InspiringLight said:


> I will look into posting her on the adoptable forum. I'm so glad I found this place on the internet! Thanks again.


_ have moved this thread to the adoption forum, thank you._


----------



## Howard Nye (Oct 14, 2009)

*E-mail re. Gracie*

Hi there,

I just wanted to say here that I sent you an e-mail about Gracie. I might very well be able to provide her with a home. 

Best!
Howard


----------



## InspiringLight (Jun 5, 2012)

Hi Howard,
Please forgive my delay in getting back to you. I had found a holistic vet here in Vegas that cares for injured pigeons but it took her a day to get back to me. I had set up posts all over the internet and called many people in hopes of placing Gracie in good hands. I do hope you understand, as I am hopeful that this vet might get Gracie placed back into the wild, where she truly belongs. She also gave me comfort in knowing that she will keep Gracie as her own if she is untreatable.
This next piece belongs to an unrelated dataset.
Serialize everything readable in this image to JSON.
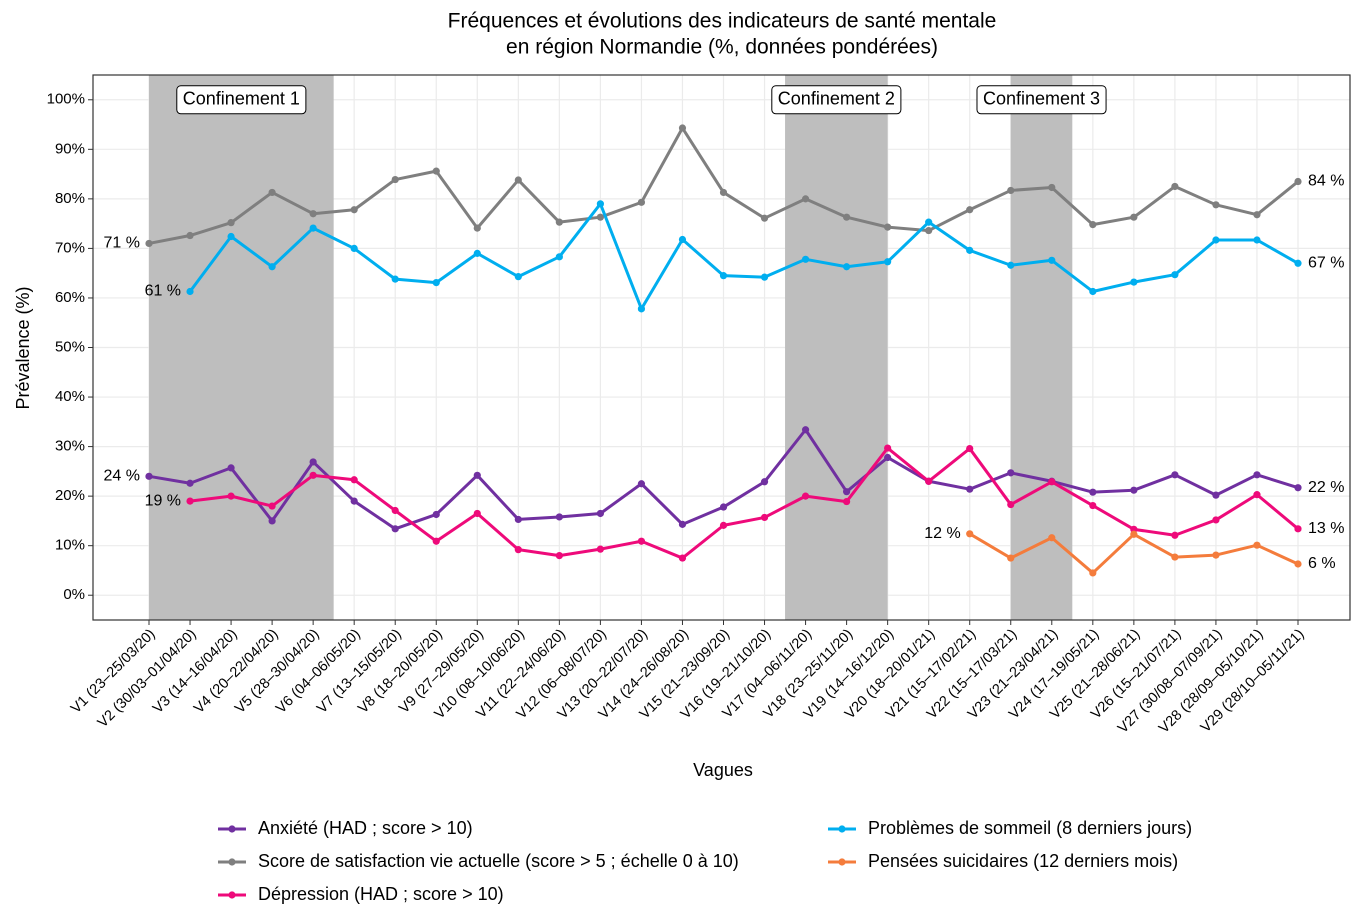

She has five pigeons of her own that she cares for now, along with a menagerie of other animals. At this point I feel this is a better path to take on behalf of Gracie. I still have hopes that she may fly again and I would hate to be the one to take that chance away from her. Thank you so much for your kindness and for being willing to go to such depth to give Gracie a good home. I truly appreciate that. I do hope that you are soon able to find the perfect female companion for your two boys! I wish you and your boys the Best! 

Take Care.


----------



## Howard Nye (Oct 14, 2009)

*Wonderful!*

I'm so glad to hear that Gracie has a real chance at being releasable, and failing that that she has a great forever home there in Las Vegas! Yes, this is CLEARLY the best path to take for Gracie, and it's wonderful news that it's available. 

Best,
Howard


----------